Wednesday, July 11, 2018

Elon Musk’s offer to help rescued boys trapped in Thai cave rejected as ‘not practical’






 Elon Musk

by 

THE authorities dismissed the “tiny, kid-sized sub” the Tesla chief built to help save the trapped boys. But Musk has fired back.

TECH billionaire Elon Musk may have helped keep the lights on in Adelaide with super-sized batteries and his Hyperloop train could slash travel times, but the Thai Government gave him short shrift on his 11th-hour plan to rescue the stranded boys.

On Tuesday, mission commander and former Chiang Rai province governor Narongsak Osottanakorn said the rescue squad would not need the mini-submarine created by the Tesla co-founder and CEO as it was “not practical”.
Musk had been tweeting up a storm about the benefits of the “tiny, kid-sized submarine” he’d been furiously testing in a Los Angeles swimming pool.


On Tuesday, he said he had just returned from the Tham Luang Nang Non cave complex where 12 Thai boys and their coach were trapped, after delivering the rescue device.

“Mini-sub is ready if needed. It is made of rocket parts and named Wild Boar after kids’ soccer team,” he wrote.

But the head of the rescue mission dismissed the option in favour of sticking with the plan for experienced cave divers to help the boys swim out.

“Although his technology is good and sophisticated it’s not practical for this mission,” Mr Narongsak said.

Musk fired back at this claim, saying the former provincial governor was “not the subject matter expert” and sharing his correspondence with leader of the dive rescue team Richard Stanton.

“Right now, I have one of the world’s best engineering teams who normally design spaceships and spacesuits working on this thing 24 hours a day,” Musk’s email to Stanton dated July 8 read. “If it isn’t needed, that would be great to know.”



Stanton replied: “It is absolutely worth continuing with the development of this system in as timely a manner as feasible. If the rain holds out it may well be used.”

The tech entrepreneur said parts were being assembled for underwater testing before being put on a plane. He said the operating principle was the “same as spacecraft design — no loss of life even with two failures.”

In an ominous indication of just how precarious the rescue operation was, Stanton then sent another email: “We’re worried about the smallest lad please keep working on the capsule details.”

Musk’s engineers designed a metallic escape pod based on “feedback from Thailand,” using a large silver tube meant to be affixed to a SpaceX Falcon 9 rocket. The person inside would not need to swim or know how to use oxygen bottles.

Earlier in the week, the tech boss described the device as “basically a tiny, kid-size submarine using the liquid oxygen transfer tube of Falcon rocket as hull”.
He said it was “light enough to be carried by two divers, small enough to get through narrow gaps” and “extremely robust”.
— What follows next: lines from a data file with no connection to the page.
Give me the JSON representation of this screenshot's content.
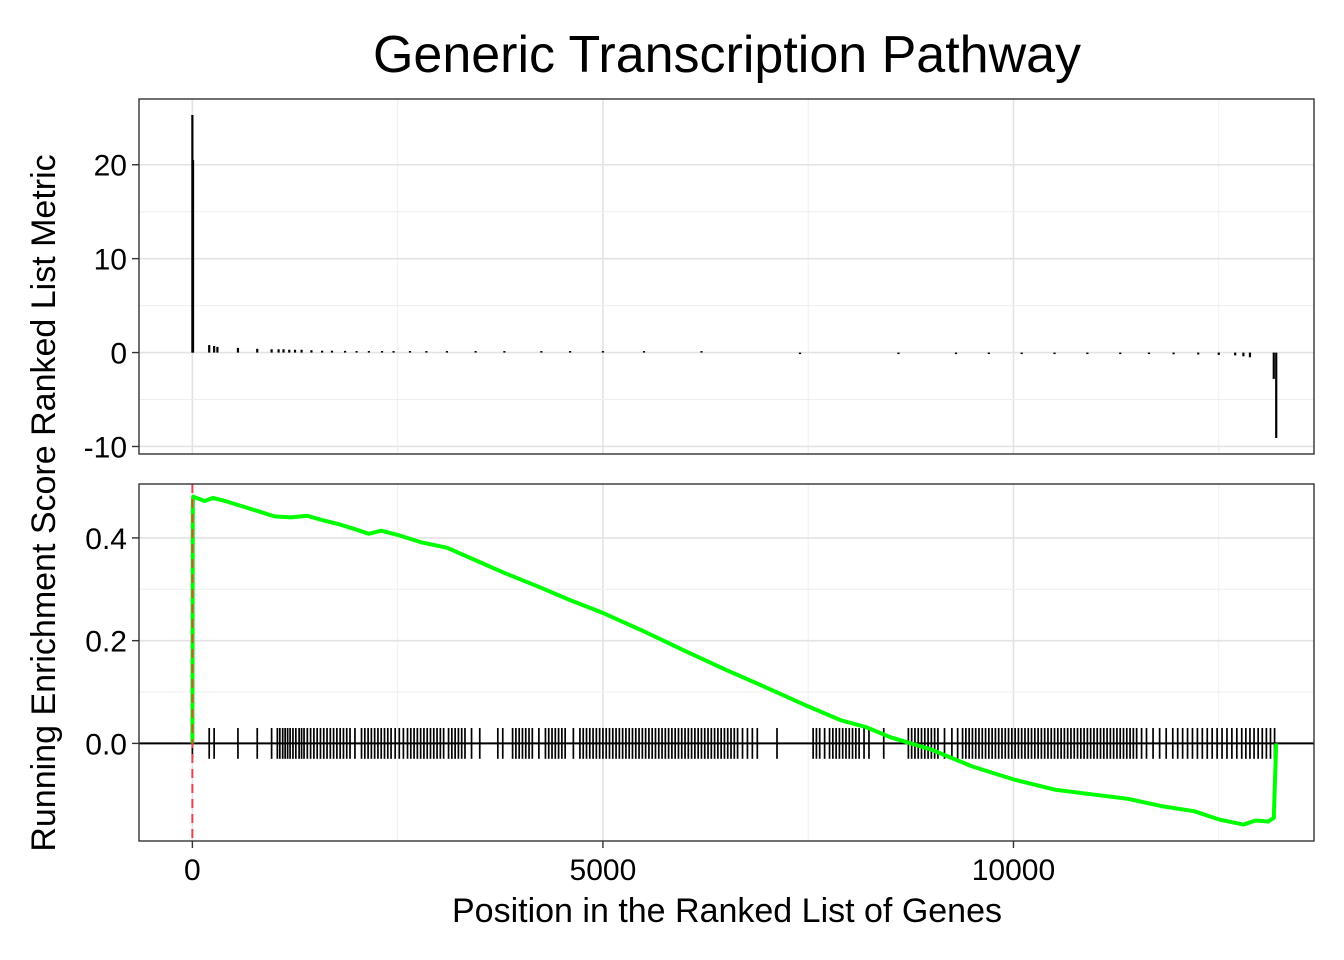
{
  "chart_data": {
    "type": "line",
    "title": "Generic Transcription Pathway",
    "xlabel": "Position in the Ranked List of Genes",
    "ylabel": "Running Enrichment Score Ranked List Metric",
    "xlim": [
      -650,
      13660
    ],
    "x_ticks": [
      0,
      5000,
      10000
    ],
    "x_tick_labels": [
      "0",
      "5000",
      "10000"
    ],
    "grid": true,
    "colors": {
      "running_es": "#00FF00",
      "peak_line": "#E8424F",
      "hits": "#000000",
      "metric": "#000000"
    },
    "panels": [
      {
        "name": "ranked_list_metric",
        "ylim": [
          -10.8,
          27.0
        ],
        "y_ticks": [
          -10,
          0,
          10,
          20
        ],
        "y_tick_labels": [
          "-10",
          "0",
          "10",
          "20"
        ],
        "bars": [
          [
            0,
            25.3
          ],
          [
            8,
            20.5
          ],
          [
            205,
            0.8
          ],
          [
            265,
            0.7
          ],
          [
            305,
            0.6
          ],
          [
            555,
            0.5
          ],
          [
            790,
            0.4
          ],
          [
            965,
            0.35
          ],
          [
            1050,
            0.35
          ],
          [
            1110,
            0.35
          ],
          [
            1180,
            0.3
          ],
          [
            1250,
            0.3
          ],
          [
            1330,
            0.3
          ],
          [
            1450,
            0.25
          ],
          [
            1580,
            0.2
          ],
          [
            1700,
            0.2
          ],
          [
            1860,
            0.18
          ],
          [
            2000,
            0.15
          ],
          [
            2150,
            0.15
          ],
          [
            2310,
            0.12
          ],
          [
            2450,
            0.1
          ],
          [
            2650,
            0.1
          ],
          [
            2850,
            0.08
          ],
          [
            3100,
            0.07
          ],
          [
            3450,
            0.05
          ],
          [
            3800,
            0.05
          ],
          [
            4250,
            0.04
          ],
          [
            4600,
            0.03
          ],
          [
            5000,
            0.02
          ],
          [
            5500,
            0.02
          ],
          [
            6200,
            0.01
          ],
          [
            7400,
            -0.01
          ],
          [
            8600,
            -0.02
          ],
          [
            9300,
            -0.05
          ],
          [
            9700,
            -0.05
          ],
          [
            10100,
            -0.07
          ],
          [
            10500,
            -0.09
          ],
          [
            10900,
            -0.1
          ],
          [
            11300,
            -0.12
          ],
          [
            11650,
            -0.15
          ],
          [
            11950,
            -0.18
          ],
          [
            12250,
            -0.2
          ],
          [
            12500,
            -0.25
          ],
          [
            12700,
            -0.3
          ],
          [
            12800,
            -0.4
          ],
          [
            12880,
            -0.5
          ],
          [
            13170,
            -2.8
          ],
          [
            13200,
            -9.1
          ]
        ]
      },
      {
        "name": "running_enrichment_score",
        "ylim": [
          -0.19,
          0.505
        ],
        "y_ticks": [
          0.0,
          0.2,
          0.4
        ],
        "y_tick_labels": [
          "0.0",
          "0.2",
          "0.4"
        ],
        "peak_position": 0,
        "es_curve": [
          [
            0,
            0.0
          ],
          [
            5,
            0.47
          ],
          [
            10,
            0.48
          ],
          [
            150,
            0.472
          ],
          [
            250,
            0.478
          ],
          [
            400,
            0.472
          ],
          [
            600,
            0.462
          ],
          [
            800,
            0.452
          ],
          [
            1000,
            0.442
          ],
          [
            1200,
            0.44
          ],
          [
            1400,
            0.443
          ],
          [
            1600,
            0.434
          ],
          [
            1800,
            0.426
          ],
          [
            2000,
            0.416
          ],
          [
            2150,
            0.408
          ],
          [
            2300,
            0.414
          ],
          [
            2500,
            0.406
          ],
          [
            2800,
            0.391
          ],
          [
            3100,
            0.381
          ],
          [
            3400,
            0.36
          ],
          [
            3800,
            0.332
          ],
          [
            4200,
            0.306
          ],
          [
            4600,
            0.279
          ],
          [
            5000,
            0.254
          ],
          [
            5500,
            0.218
          ],
          [
            6000,
            0.18
          ],
          [
            6500,
            0.143
          ],
          [
            7000,
            0.108
          ],
          [
            7500,
            0.072
          ],
          [
            7900,
            0.045
          ],
          [
            8200,
            0.032
          ],
          [
            8500,
            0.012
          ],
          [
            9000,
            -0.012
          ],
          [
            9500,
            -0.045
          ],
          [
            10000,
            -0.07
          ],
          [
            10500,
            -0.09
          ],
          [
            11000,
            -0.1
          ],
          [
            11400,
            -0.108
          ],
          [
            11800,
            -0.122
          ],
          [
            12200,
            -0.132
          ],
          [
            12500,
            -0.148
          ],
          [
            12800,
            -0.158
          ],
          [
            12950,
            -0.15
          ],
          [
            13100,
            -0.152
          ],
          [
            13170,
            -0.145
          ],
          [
            13200,
            0.0
          ]
        ],
        "hit_positions": [
          0,
          205,
          265,
          555,
          790,
          965,
          1035,
          1065,
          1100,
          1130,
          1160,
          1190,
          1225,
          1260,
          1300,
          1330,
          1360,
          1400,
          1440,
          1480,
          1520,
          1560,
          1600,
          1640,
          1680,
          1720,
          1760,
          1800,
          1840,
          1880,
          1920,
          1980,
          2060,
          2100,
          2140,
          2180,
          2220,
          2260,
          2300,
          2340,
          2380,
          2420,
          2470,
          2520,
          2570,
          2620,
          2660,
          2700,
          2740,
          2780,
          2820,
          2860,
          2900,
          2940,
          2980,
          3020,
          3060,
          3120,
          3160,
          3200,
          3240,
          3280,
          3320,
          3400,
          3500,
          3720,
          3780,
          3900,
          3940,
          3980,
          4020,
          4060,
          4100,
          4140,
          4220,
          4300,
          4340,
          4380,
          4420,
          4460,
          4500,
          4540,
          4640,
          4720,
          4760,
          4800,
          4840,
          4880,
          4920,
          4960,
          5000,
          5040,
          5080,
          5120,
          5160,
          5200,
          5240,
          5280,
          5320,
          5360,
          5400,
          5440,
          5480,
          5520,
          5560,
          5600,
          5640,
          5680,
          5720,
          5760,
          5800,
          5840,
          5880,
          5920,
          5960,
          6000,
          6040,
          6080,
          6120,
          6160,
          6200,
          6240,
          6280,
          6320,
          6360,
          6400,
          6440,
          6480,
          6520,
          6560,
          6600,
          6640,
          6700,
          6760,
          6820,
          6880,
          7120,
          7560,
          7600,
          7640,
          7700,
          7760,
          7800,
          7840,
          7880,
          7920,
          7960,
          8000,
          8040,
          8080,
          8120,
          8180,
          8240,
          8420,
          8720,
          8760,
          8800,
          8840,
          8880,
          8920,
          8960,
          9000,
          9040,
          9080,
          9160,
          9250,
          9320,
          9380,
          9420,
          9460,
          9500,
          9540,
          9580,
          9620,
          9660,
          9700,
          9740,
          9780,
          9820,
          9860,
          9900,
          9940,
          9980,
          10020,
          10060,
          10100,
          10140,
          10180,
          10220,
          10260,
          10300,
          10340,
          10380,
          10420,
          10460,
          10500,
          10540,
          10580,
          10620,
          10660,
          10700,
          10740,
          10780,
          10820,
          10860,
          10900,
          10940,
          10980,
          11020,
          11060,
          11100,
          11140,
          11180,
          11220,
          11260,
          11300,
          11340,
          11380,
          11420,
          11460,
          11500,
          11560,
          11620,
          11700,
          11780,
          11860,
          11940,
          12000,
          12060,
          12120,
          12180,
          12240,
          12300,
          12360,
          12420,
          12480,
          12540,
          12600,
          12660,
          12720,
          12780,
          12830,
          12880,
          12930,
          12980,
          13030,
          13080,
          13130,
          13180
        ]
      }
    ]
  }
}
The device is outfitted with oxygen ports and a nose cone to protect it from impact with rocks.

On Monday, Musk had tweeted a short video of the sub being tested in a suburban LA pool. Guided by divers at the front and rear of the craft, it was inched through a metal framework supposed to resemble the tight submerged spaces in the tunnel complex.

But with some of these just 38cm wide, the sub would have to be immensely manoeuverable given divers have had to take off their oxygen tanks to squeeze through the narrow passages.

Each boy and their coach was fitted with a wetsuit, boots and full face mask with oxygen supplied from a tank carried by another diver.

They followed a guide rope through the tunnel system with a diver in front and one behind them to help them in the difficult flooded passages.

Musk’s sub may have been a dud for this mission, but his battery in South Australia is firing on all cylinders.


The battery delivered 100 megawatts into the national electricity grid in 140 milliseconds.

“That’s a record and the national operators were shocked at how quickly and efficiently the battery was able to deliver this type of energy into the market,” then Energy Minister Tom Koutsantonis said.

The battery, in the state’s mid north, was switched on after being built by Musk’s company Tesla in less than 100 days following a series of blackouts in South Australia.